Furthermore, the carbon removal method assumed under these models is BECCS (BioEnergy production with Carbon Capture and Storage). This is usually considered an engineered, rather than nature-based method (included in the IPCC illustration above as “technological CDR”), but relies on photosynthesis as the carbon drawdown mechanism. Direct air capture from the general atmosphere is not included as a significant drawdown mechanism by the IPCC, for reasons explored above in this post, the distinction is instead between BECCS and AFOLU (Agriculture, Forestry and Other Land Use). In BECCS, plant biomass (for example, switchgrass) is grown under intensive cultivation conditions for carbon capture, and is then burned to generate electricity, with chemical carbon capture devices installed on the exhaust gas stream to recapture emitted CO2, which is then injected underground. This is operationally identical to a CO2 capture system installed on a point emissions source. BECCS is attractive from the perspective of producing a useful energy resource (electricity) in addition to achieving net carbon drawdown, but there are inherent inefficiencies in capturing, emitting, and recapturing carbon. Most notably and often cited, BECCS would require a land area equal to the size of India to cultivate enough biomass to achieve sufficient drawdown by this method alone. This degree of expansion of cultivation is implicitly assumed in models which posit BECCS as our primary drawdown method.
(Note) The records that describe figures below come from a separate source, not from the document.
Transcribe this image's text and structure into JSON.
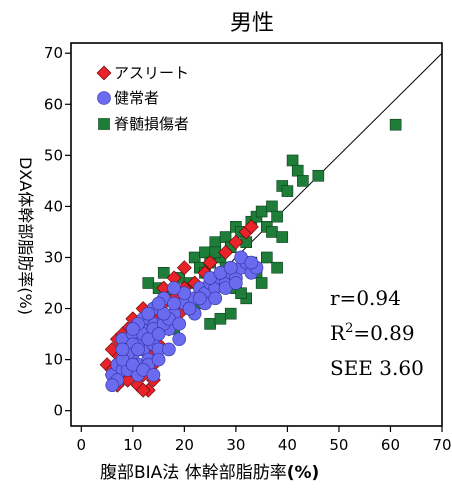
{
  "chart_data": {
    "type": "scatter",
    "title": "男性",
    "xlabel": "腹部BIA法 体幹部脂肪率",
    "xlabel_unit": "(%)",
    "ylabel": "DXA体幹部脂肪率(%)",
    "xlim": [
      -2,
      70
    ],
    "ylim": [
      -3,
      72
    ],
    "xticks": [
      "0",
      "10",
      "20",
      "30",
      "40",
      "50",
      "60",
      "70"
    ],
    "yticks": [
      "0",
      "10",
      "20",
      "30",
      "40",
      "50",
      "60",
      "70"
    ],
    "grid": false,
    "legend_position": "top-left",
    "regression_line": {
      "x": [
        5,
        70
      ],
      "y": [
        5,
        70
      ]
    },
    "stats": {
      "r": "r=0.94",
      "r2_prefix": "R",
      "r2_sup": "2",
      "r2_value": "=0.89",
      "see": "SEE 3.60"
    },
    "series": [
      {
        "name": "アスリート",
        "marker": "diamond",
        "color": "#e8232a",
        "x": [
          5,
          6,
          7,
          8,
          8,
          9,
          10,
          10,
          11,
          12,
          12,
          13,
          14,
          6,
          7,
          9,
          11,
          13,
          8,
          10,
          12,
          14,
          15,
          16,
          17,
          18,
          19,
          20,
          21,
          22,
          23,
          24,
          25,
          28,
          30,
          32,
          33,
          15,
          16,
          18,
          20,
          9,
          11,
          13,
          7,
          6,
          8,
          10,
          12,
          14
        ],
        "y": [
          9,
          7,
          11,
          8,
          13,
          6,
          10,
          14,
          5,
          12,
          7,
          4,
          9,
          12,
          5,
          16,
          15,
          11,
          10,
          18,
          20,
          14,
          18,
          21,
          16,
          22,
          19,
          24,
          20,
          25,
          23,
          27,
          29,
          31,
          33,
          35,
          36,
          13,
          24,
          26,
          28,
          6,
          8,
          19,
          14,
          8,
          15,
          12,
          4,
          6
        ]
      },
      {
        "name": "健常者",
        "marker": "circle",
        "color": "#6b6bf0",
        "x": [
          6,
          7,
          8,
          9,
          10,
          11,
          12,
          13,
          14,
          15,
          8,
          9,
          10,
          11,
          12,
          13,
          14,
          16,
          17,
          18,
          7,
          9,
          11,
          13,
          15,
          17,
          19,
          20,
          21,
          22,
          23,
          24,
          25,
          26,
          27,
          28,
          29,
          30,
          31,
          32,
          33,
          34,
          12,
          14,
          16,
          18,
          20,
          22,
          24,
          26,
          28,
          30,
          10,
          12,
          14,
          16,
          9,
          11,
          13,
          15,
          17,
          19,
          21,
          23,
          25,
          27,
          29,
          31,
          33,
          8,
          10,
          12,
          14,
          16,
          18,
          11,
          13,
          15,
          6,
          8,
          10
        ],
        "y": [
          7,
          9,
          8,
          10,
          11,
          9,
          12,
          10,
          13,
          12,
          14,
          12,
          15,
          13,
          16,
          14,
          17,
          18,
          16,
          19,
          6,
          8,
          7,
          9,
          10,
          12,
          14,
          21,
          20,
          22,
          24,
          23,
          25,
          24,
          26,
          25,
          27,
          26,
          28,
          29,
          27,
          28,
          18,
          20,
          22,
          21,
          23,
          19,
          21,
          22,
          24,
          25,
          13,
          15,
          16,
          17,
          11,
          12,
          14,
          15,
          18,
          17,
          20,
          22,
          26,
          27,
          28,
          30,
          29,
          10,
          9,
          8,
          7,
          19,
          24,
          17,
          19,
          21,
          5,
          12,
          16
        ]
      },
      {
        "name": "脊髄損傷者",
        "marker": "square",
        "color": "#1f7d3a",
        "x": [
          13,
          15,
          17,
          19,
          21,
          22,
          23,
          24,
          25,
          26,
          27,
          28,
          29,
          30,
          31,
          32,
          33,
          34,
          35,
          36,
          37,
          38,
          39,
          40,
          41,
          42,
          43,
          46,
          61,
          30,
          32,
          34,
          36,
          38,
          20,
          22,
          24,
          26,
          28,
          31,
          33,
          35,
          37,
          39,
          18,
          16,
          25,
          27,
          29,
          23
        ],
        "y": [
          25,
          24,
          23,
          26,
          25,
          30,
          28,
          31,
          29,
          33,
          30,
          34,
          32,
          36,
          35,
          33,
          37,
          38,
          39,
          36,
          40,
          38,
          44,
          43,
          49,
          47,
          45,
          46,
          56,
          24,
          22,
          27,
          30,
          28,
          20,
          22,
          27,
          31,
          28,
          23,
          29,
          25,
          35,
          34,
          16,
          27,
          17,
          18,
          19,
          21
        ]
      }
    ]
  }
}
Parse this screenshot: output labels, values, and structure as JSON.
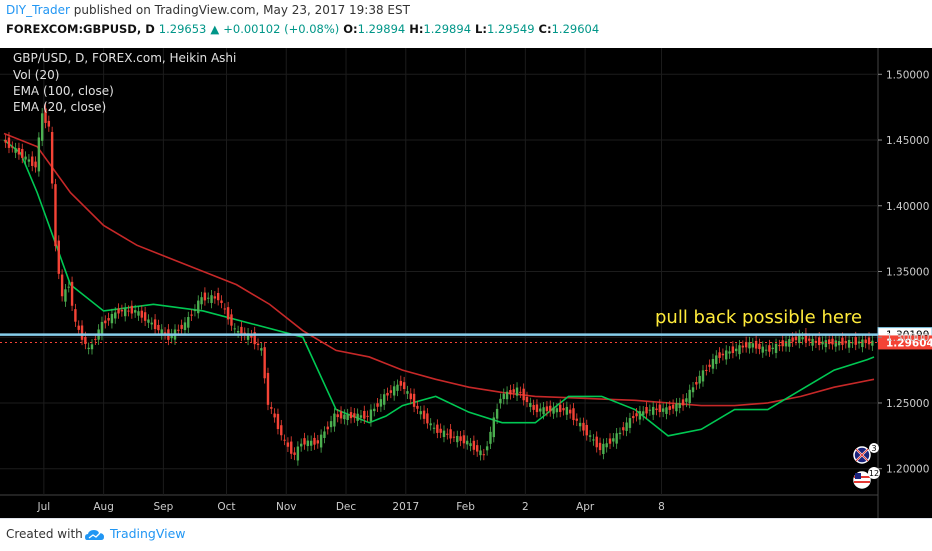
{
  "header": {
    "author": "DIY_Trader",
    "published": "published on TradingView.com, May 23, 2017 19:38 EST",
    "symbol": "FOREXCOM:GBPUSD, D",
    "last": "1.29653",
    "change": "+0.00102 (+0.08%)",
    "o_label": "O:",
    "o": "1.29894",
    "h_label": "H:",
    "h": "1.29894",
    "l_label": "L:",
    "l": "1.29549",
    "c_label": "C:",
    "c": "1.29604"
  },
  "legend": {
    "title": "GBP/USD, D, FOREX.com, Heikin Ashi",
    "vol": "Vol (20)",
    "ema100": "EMA (100, close)",
    "ema20": "EMA (20, close)"
  },
  "annotation": "pull back possible here",
  "footer": {
    "created": "Created with",
    "brand": "TradingView"
  },
  "colors": {
    "bg": "#000000",
    "up": "#4caf50",
    "down": "#f44336",
    "ema20": "#00c853",
    "ema100": "#c62828",
    "hline": "#87ceeb",
    "annotation": "#ffeb3b"
  },
  "chart_data": {
    "type": "line",
    "title": "GBP/USD, D, FOREX.com, Heikin Ashi",
    "ylim": [
      1.18,
      1.52
    ],
    "y_ticks": [
      "1.50000",
      "1.45000",
      "1.40000",
      "1.35000",
      "1.30000",
      "1.25000",
      "1.20000"
    ],
    "x_ticks": [
      "Jul",
      "Aug",
      "Sep",
      "Oct",
      "Nov",
      "Dec",
      "2017",
      "Feb",
      "2",
      "Apr",
      "8"
    ],
    "last_price_label": "1.29604",
    "hline_label": "1.30199",
    "hline_value": 1.30199,
    "last_value": 1.29604,
    "series": [
      {
        "name": "EMA (20, close)",
        "type": "line",
        "x": [
          0,
          5,
          10,
          20,
          30,
          45,
          60,
          75,
          90,
          100,
          110,
          115,
          120,
          130,
          140,
          150,
          160,
          170,
          180,
          190,
          200,
          210,
          220,
          230,
          240,
          250,
          260,
          262
        ],
        "values": [
          1.45,
          1.44,
          1.41,
          1.34,
          1.32,
          1.325,
          1.32,
          1.31,
          1.3,
          1.245,
          1.235,
          1.24,
          1.248,
          1.255,
          1.243,
          1.235,
          1.235,
          1.255,
          1.255,
          1.245,
          1.225,
          1.23,
          1.245,
          1.245,
          1.26,
          1.275,
          1.283,
          1.285
        ]
      },
      {
        "name": "EMA (100, close)",
        "type": "line",
        "x": [
          0,
          10,
          20,
          30,
          40,
          50,
          60,
          70,
          80,
          90,
          100,
          110,
          120,
          130,
          140,
          150,
          160,
          170,
          180,
          190,
          200,
          210,
          220,
          230,
          240,
          250,
          262
        ],
        "values": [
          1.455,
          1.445,
          1.41,
          1.385,
          1.37,
          1.36,
          1.35,
          1.34,
          1.325,
          1.305,
          1.29,
          1.285,
          1.275,
          1.268,
          1.262,
          1.258,
          1.255,
          1.254,
          1.253,
          1.252,
          1.25,
          1.248,
          1.248,
          1.25,
          1.255,
          1.262,
          1.268
        ]
      },
      {
        "name": "Heikin Ashi close",
        "type": "candles",
        "x": [
          0,
          5,
          10,
          12,
          14,
          16,
          18,
          20,
          22,
          24,
          26,
          30,
          35,
          40,
          45,
          50,
          55,
          60,
          65,
          70,
          75,
          78,
          80,
          85,
          88,
          90,
          95,
          100,
          105,
          110,
          115,
          120,
          125,
          130,
          135,
          140,
          145,
          150,
          155,
          160,
          165,
          170,
          175,
          180,
          185,
          190,
          195,
          200,
          205,
          210,
          215,
          220,
          225,
          230,
          235,
          240,
          245,
          250,
          255,
          260,
          262
        ],
        "values": [
          1.45,
          1.44,
          1.43,
          1.47,
          1.46,
          1.37,
          1.33,
          1.34,
          1.31,
          1.3,
          1.29,
          1.31,
          1.32,
          1.32,
          1.31,
          1.3,
          1.31,
          1.33,
          1.33,
          1.305,
          1.3,
          1.29,
          1.25,
          1.22,
          1.21,
          1.22,
          1.22,
          1.24,
          1.24,
          1.24,
          1.255,
          1.265,
          1.245,
          1.23,
          1.225,
          1.22,
          1.21,
          1.255,
          1.26,
          1.245,
          1.245,
          1.245,
          1.23,
          1.215,
          1.225,
          1.24,
          1.245,
          1.245,
          1.25,
          1.27,
          1.285,
          1.29,
          1.295,
          1.29,
          1.295,
          1.3,
          1.296,
          1.296,
          1.296,
          1.2965,
          1.296
        ]
      }
    ]
  }
}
It would be far more efficient from an energetic perspective to decarbonize electricity generation using solar, wind, and other renewables, rather than rely on BECCS. In this instance, photosynthesis enhancement, decomposition inhibition, and similar "engineered nature" approaches can fill the place of BECCS without the disadvantage of massively increasing the land area of the planet under intensive cultivation. This would instead equate to additional carbon capture in the AFOLU category.

More than 80% of scenarios in the IPCC’s Special Report on 1.5ºC overshoot the 1.5ºC temperature threshold before returning to these levels using large-scale carbon removal in the second half of the twenty-first century. This assumes a level of substitutability between emission reductions in the near-term and further-off removals, a notion that is rapidly being institutionalized in net-zero targets. Here we have an institutional framework to incentivize the funding of permanence at the expense of the scaling we need right now. While temperature overshoots might be reversible, this is not necessarily the case for other climate and geophysical dynamics.

When we trace the path of carbon through the biosphere, we are thinking in terms of the movement of energy in living systems. If we take as our goal maximizing the flourishing of the living system of the planet through enhancing large-scale biophysical processes, we can achieve goals and unlock opportunities that are not possible in a linear commodity exchange.